The full potential of European Union free trade agreements (FTAs) remains untapped to the tune of almost 72 billion euros ($89 billion), according to a new report by UNCTAD and the National Board of Trade Sweden. This is the amount that European exporters overpaid because they did not take full advantage of the reduced tariffs offered by the FTAs that the EU as a bloc has signed with a variety of both developed and developing countries.
As governments hurry to negotiate or review FTAs, it is important to understand if businesses are fully using the agreements, the report argues.
“This report challenges some enduring myths on preference utilization in free trade agreements,” UNCTAD Secretary-General Mukhisa Kituyi and Anna Stellinger, Director-General of the National Board of Trade Sweden, write in the preface to the report. “For example, it is commonly believed that FTAs, in general, are not used to a high degree.”

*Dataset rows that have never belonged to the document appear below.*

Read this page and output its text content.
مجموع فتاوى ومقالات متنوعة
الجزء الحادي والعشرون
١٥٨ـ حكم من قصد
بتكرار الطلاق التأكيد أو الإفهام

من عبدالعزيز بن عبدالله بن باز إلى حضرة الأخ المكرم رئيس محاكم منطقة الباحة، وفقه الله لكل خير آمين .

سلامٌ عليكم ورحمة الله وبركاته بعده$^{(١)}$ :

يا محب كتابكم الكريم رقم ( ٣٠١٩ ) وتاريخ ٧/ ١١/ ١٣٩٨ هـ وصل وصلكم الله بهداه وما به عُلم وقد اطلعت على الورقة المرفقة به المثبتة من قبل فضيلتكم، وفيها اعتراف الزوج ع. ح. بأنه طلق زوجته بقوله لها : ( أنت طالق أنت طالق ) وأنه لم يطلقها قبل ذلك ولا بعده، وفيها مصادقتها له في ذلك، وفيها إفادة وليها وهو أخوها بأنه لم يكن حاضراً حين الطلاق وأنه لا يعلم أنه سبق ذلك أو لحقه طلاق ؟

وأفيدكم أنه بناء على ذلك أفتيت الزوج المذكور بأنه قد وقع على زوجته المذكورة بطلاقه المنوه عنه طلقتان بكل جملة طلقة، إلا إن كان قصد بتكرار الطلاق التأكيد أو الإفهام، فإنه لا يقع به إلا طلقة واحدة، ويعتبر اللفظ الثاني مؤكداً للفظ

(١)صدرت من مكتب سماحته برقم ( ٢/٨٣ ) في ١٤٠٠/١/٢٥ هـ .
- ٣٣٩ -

However, empirical data presented in the report indicates that companies in the EU mostly take advantage of FTAs with other countries, but also that border-related aspects of their implementation might in some cases be more cumbersome than the provisions of the FTAs themselves.
For instance, a large proportion of this under-utilization is in exports from the EU to major free trade partners such as Switzerland and the Republic of Korea, while the biggest share of unused tariff reductions to the EU is in imports from Switzerland, Turkey, South Korea and Mexico. This hits imports to a value of 10.5 billion euros ($12.9 billion).
If all free trade agreements are considered, the EU’s importers forfeit in total 600 million euros ($742 million) in reduced tariffs every year. This ultimately means higher prices for the manufacturing industry and for consumers.
Findings
- About 2/3 of EU exports to partner countries use the FTAs whereas the corresponding number for partner country exports to the EU is as high as 90%.
- The value of exports using the FTAs is higher for EU exporters than for partner country exporters – the net difference is 33 billion euro.
- The value of duty savings by the partner country importers of using the FTAs is higher than the value of duty savings by the EU importers – the net difference is 1.5 billion euro.
- The largest under-utilization of the EU’s FTAs is found among EU exporters in their trade with Tunisia, Morocco, Egypt, Lebanon and Mexico. The one-sided underutilization of the possibilities for tariff reduction in these FTAs account for about 40% of the total value of exports or duty costs of not using the EU’s FTAs (or as much as 80% if only the medium-sized FTAs are considered).
- The duty savings obtained by using the EU’s FTAs benefit both the EU and partner countries. The duty savings are on average about 6% of the import values for both parties of the EU’s free trade agreements. This implies that both parties benefit from the use of the EU’s FTAs to a fairly equal degree at a total level.